FIG. 1 is a front view of a multi-cylinder gas engine to which the present invention is applied.

FIG. 2 is a plan view of FIG.

FIG. 3 is an enlarged cross-sectional view taken along the line III-III of FIG. 1;

FIG. 4 is a sectional view taken along line IV-IV of FIG. 3;

FIG. 5 is a diagram showing a relationship between a volume ratio of a gas fuel, a volume ratio of a total volume of an air supply port and an air supply branch pipe, and an exhaust temperature uneven temperature.

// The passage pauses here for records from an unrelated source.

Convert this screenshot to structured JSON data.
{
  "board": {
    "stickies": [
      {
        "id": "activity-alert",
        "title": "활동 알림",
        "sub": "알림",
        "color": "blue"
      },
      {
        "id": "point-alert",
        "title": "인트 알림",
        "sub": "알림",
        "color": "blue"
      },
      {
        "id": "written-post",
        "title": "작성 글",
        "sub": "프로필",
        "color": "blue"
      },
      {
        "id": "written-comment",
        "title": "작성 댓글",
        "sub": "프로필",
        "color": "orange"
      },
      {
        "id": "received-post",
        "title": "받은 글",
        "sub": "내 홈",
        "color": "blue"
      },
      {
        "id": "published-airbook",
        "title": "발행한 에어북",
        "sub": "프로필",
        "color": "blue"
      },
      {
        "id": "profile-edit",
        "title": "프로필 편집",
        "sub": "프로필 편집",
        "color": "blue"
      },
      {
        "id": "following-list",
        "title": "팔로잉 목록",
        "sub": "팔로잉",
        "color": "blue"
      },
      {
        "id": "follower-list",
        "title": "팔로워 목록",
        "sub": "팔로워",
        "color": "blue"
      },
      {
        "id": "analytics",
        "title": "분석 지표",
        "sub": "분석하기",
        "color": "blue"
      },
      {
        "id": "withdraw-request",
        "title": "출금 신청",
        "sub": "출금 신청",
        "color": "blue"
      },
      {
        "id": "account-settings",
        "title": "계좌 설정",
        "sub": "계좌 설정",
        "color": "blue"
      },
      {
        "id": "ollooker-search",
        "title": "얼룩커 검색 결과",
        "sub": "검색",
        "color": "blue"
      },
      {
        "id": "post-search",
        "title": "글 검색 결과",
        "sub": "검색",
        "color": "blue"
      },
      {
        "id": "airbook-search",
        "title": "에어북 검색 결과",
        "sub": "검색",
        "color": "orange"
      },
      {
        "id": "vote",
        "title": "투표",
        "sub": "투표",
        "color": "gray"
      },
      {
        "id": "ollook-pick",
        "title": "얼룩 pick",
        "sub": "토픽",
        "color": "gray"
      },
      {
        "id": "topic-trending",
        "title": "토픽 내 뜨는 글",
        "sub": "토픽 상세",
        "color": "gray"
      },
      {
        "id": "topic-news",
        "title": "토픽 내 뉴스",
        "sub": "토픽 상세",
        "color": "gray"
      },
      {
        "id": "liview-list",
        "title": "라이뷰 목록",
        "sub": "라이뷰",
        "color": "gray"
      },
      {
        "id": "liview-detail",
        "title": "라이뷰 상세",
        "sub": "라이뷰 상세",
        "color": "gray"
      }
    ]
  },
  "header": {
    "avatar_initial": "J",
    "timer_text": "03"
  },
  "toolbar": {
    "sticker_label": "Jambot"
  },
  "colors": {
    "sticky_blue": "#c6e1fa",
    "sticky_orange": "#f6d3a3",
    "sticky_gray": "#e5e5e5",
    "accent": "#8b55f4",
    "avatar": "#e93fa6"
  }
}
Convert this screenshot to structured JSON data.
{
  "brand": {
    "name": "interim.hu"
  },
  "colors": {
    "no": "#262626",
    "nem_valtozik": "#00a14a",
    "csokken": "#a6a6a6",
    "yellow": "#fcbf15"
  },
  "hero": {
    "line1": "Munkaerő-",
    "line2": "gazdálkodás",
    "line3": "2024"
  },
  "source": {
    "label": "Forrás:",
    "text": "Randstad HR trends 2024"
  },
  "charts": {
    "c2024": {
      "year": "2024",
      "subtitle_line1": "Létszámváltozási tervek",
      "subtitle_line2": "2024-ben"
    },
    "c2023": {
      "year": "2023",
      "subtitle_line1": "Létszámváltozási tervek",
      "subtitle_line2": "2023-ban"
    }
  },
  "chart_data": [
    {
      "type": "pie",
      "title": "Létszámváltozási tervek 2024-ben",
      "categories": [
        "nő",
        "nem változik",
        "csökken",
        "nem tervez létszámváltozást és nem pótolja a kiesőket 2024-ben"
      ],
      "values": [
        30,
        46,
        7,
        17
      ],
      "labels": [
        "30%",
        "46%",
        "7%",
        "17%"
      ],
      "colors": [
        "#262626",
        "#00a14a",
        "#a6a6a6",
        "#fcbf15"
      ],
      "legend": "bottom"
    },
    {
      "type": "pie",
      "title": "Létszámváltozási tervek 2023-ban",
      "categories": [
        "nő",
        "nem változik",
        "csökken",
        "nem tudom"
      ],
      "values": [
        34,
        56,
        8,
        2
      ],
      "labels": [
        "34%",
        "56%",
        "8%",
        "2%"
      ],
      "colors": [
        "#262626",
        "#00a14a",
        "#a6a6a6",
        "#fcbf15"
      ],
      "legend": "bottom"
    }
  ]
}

FIG. 6 is a longitudinal sectional view showing an example of a conventional air supply branch pipe.

[Explanation of symbols]

 DESCRIPTION OF SYMBOLS 1 Air supply collecting pipe 2 Cylinder head 10 Branch pipe 11 Extension pipe 12 Air supply branch pipe 13 Injector 15 Air supply port 20 Nozzle pipe

Claims (2)

[Claims] An inlet end of a supply port of each cylinder is connected to a supply manifold via a supply branch pipe, and each supply branch pipe is provided with a gas fuel supply injector. In the supply pipe structure of a cylinder gas engine, the volume of gas fuel for one injection from the injector is approximately 以下 or less of the total volume of the supply branch pipe and the supply port in each cylinder. An air supply pipe structure for a multi-cylinder gas engine, wherein the length of the air supply branch pipe is increased. 2. An injector is disposed in a portion of a supply branch pipe downstream of the supply air from a volume area of the supply air blown out from the supply manifold into the supply branch pipe at one time. An air supply pipe structure for a multi-cylinder gas engine according to claim 1.